Slaves, Montgomery, Alabama, 1861
Harold Meyerson overstates his argument on the Southern economy as the point of low-wage capitalist production both before the Civil War and today, but he makes a lot of good points and it’s well worth your time. Basically, Meyerson uses the new historical literature on the connections between northern capitalists and southern plantation owners to draw comparisons to the recent growth of low-wage industrialization in the anti-union South. There has been some return of heavy industry to the South in low-wage, non-union states that provide workers few opportunities for economic advancement and are constricted by state governments that are firmly in the pocket of the companies. And that has, as Meyerson states, created two nations in one, as during the mid-19th century, as northern and western liberal states increasingly pass worker-friendly legislation while southern and Midwestern states pass anti-worker legislation.

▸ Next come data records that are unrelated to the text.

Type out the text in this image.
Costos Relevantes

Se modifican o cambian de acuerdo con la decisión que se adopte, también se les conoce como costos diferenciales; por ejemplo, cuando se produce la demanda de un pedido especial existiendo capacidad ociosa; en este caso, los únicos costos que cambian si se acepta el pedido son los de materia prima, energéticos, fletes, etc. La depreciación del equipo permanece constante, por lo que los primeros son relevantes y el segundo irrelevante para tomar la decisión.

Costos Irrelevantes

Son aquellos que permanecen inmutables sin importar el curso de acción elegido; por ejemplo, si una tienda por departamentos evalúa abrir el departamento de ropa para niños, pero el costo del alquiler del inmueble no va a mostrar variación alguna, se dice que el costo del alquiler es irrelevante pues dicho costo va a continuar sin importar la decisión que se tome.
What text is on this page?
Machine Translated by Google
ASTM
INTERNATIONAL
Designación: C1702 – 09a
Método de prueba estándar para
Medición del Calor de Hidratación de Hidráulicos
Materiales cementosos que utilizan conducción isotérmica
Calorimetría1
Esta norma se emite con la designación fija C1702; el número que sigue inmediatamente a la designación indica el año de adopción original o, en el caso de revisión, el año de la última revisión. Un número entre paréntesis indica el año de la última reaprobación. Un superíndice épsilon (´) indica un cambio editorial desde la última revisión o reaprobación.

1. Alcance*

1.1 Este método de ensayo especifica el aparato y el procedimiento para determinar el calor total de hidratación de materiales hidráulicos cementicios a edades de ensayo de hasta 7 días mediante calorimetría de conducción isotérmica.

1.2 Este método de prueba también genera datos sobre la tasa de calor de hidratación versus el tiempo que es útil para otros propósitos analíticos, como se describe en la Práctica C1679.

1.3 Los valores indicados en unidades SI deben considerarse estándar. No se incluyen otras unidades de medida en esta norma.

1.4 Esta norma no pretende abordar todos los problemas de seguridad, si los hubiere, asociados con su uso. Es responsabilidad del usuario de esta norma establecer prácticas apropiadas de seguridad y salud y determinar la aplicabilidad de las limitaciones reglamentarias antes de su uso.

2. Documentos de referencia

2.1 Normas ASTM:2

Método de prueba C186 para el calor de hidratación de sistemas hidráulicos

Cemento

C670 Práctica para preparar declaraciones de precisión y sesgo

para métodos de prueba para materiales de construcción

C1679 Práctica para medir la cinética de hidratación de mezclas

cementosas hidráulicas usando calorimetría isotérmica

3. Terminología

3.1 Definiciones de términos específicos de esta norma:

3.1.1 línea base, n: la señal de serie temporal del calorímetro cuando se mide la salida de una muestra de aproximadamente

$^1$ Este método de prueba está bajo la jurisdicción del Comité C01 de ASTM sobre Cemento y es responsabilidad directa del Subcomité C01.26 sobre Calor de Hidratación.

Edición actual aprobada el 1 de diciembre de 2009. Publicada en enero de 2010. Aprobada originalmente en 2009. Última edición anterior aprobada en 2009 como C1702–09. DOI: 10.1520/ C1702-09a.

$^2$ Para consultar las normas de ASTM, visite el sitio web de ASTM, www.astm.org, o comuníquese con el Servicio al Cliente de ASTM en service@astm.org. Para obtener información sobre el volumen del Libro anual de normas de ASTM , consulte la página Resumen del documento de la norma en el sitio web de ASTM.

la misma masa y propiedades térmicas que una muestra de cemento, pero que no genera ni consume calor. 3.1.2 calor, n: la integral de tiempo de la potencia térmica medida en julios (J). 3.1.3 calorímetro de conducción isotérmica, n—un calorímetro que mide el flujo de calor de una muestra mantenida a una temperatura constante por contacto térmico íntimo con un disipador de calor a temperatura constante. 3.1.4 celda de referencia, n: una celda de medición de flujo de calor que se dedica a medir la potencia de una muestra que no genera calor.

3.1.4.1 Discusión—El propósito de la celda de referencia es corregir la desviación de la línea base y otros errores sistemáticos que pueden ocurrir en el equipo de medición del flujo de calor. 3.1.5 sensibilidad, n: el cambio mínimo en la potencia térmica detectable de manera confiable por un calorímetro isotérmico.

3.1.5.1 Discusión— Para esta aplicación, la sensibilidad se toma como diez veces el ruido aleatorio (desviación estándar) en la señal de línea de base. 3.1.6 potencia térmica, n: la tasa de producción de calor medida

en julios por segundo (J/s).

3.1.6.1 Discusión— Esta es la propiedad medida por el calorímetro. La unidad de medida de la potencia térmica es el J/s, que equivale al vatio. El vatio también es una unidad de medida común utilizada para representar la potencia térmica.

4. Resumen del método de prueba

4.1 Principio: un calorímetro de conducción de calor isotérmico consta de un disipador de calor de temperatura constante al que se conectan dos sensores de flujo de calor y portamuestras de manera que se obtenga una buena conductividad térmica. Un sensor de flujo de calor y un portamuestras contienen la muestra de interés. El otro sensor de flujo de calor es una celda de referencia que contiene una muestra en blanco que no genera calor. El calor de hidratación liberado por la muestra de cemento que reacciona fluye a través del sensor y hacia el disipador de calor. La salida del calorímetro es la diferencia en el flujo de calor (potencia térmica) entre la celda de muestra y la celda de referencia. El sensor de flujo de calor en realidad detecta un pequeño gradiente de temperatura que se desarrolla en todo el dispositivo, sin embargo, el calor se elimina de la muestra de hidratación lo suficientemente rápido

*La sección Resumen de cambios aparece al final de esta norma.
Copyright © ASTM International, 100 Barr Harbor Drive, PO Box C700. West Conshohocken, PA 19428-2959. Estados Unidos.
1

Meyerson also notes the expansion of southern style governance north in the present, although he significantly underestimates how prominent this was in the pre-Civil War North, as the Democratic Party was a white supremacist party no matter where it ruled. The point about two nations in one is something I’d observed. I will note that the comparison between slavery in 1860 and non-union auto factory work in 2015 is stretching it pretty far; after all, there is still plenty of truly brutal work happening around the world, often in conditions of slave labor. But there’s no question that in a world of globalized capital, low-wage American production can make sense in some industry and unless the U.S. government steps up with pro-labor measures, politicians in the pockets of corporations will bend over backwards to create states that serve those companies as much as possible.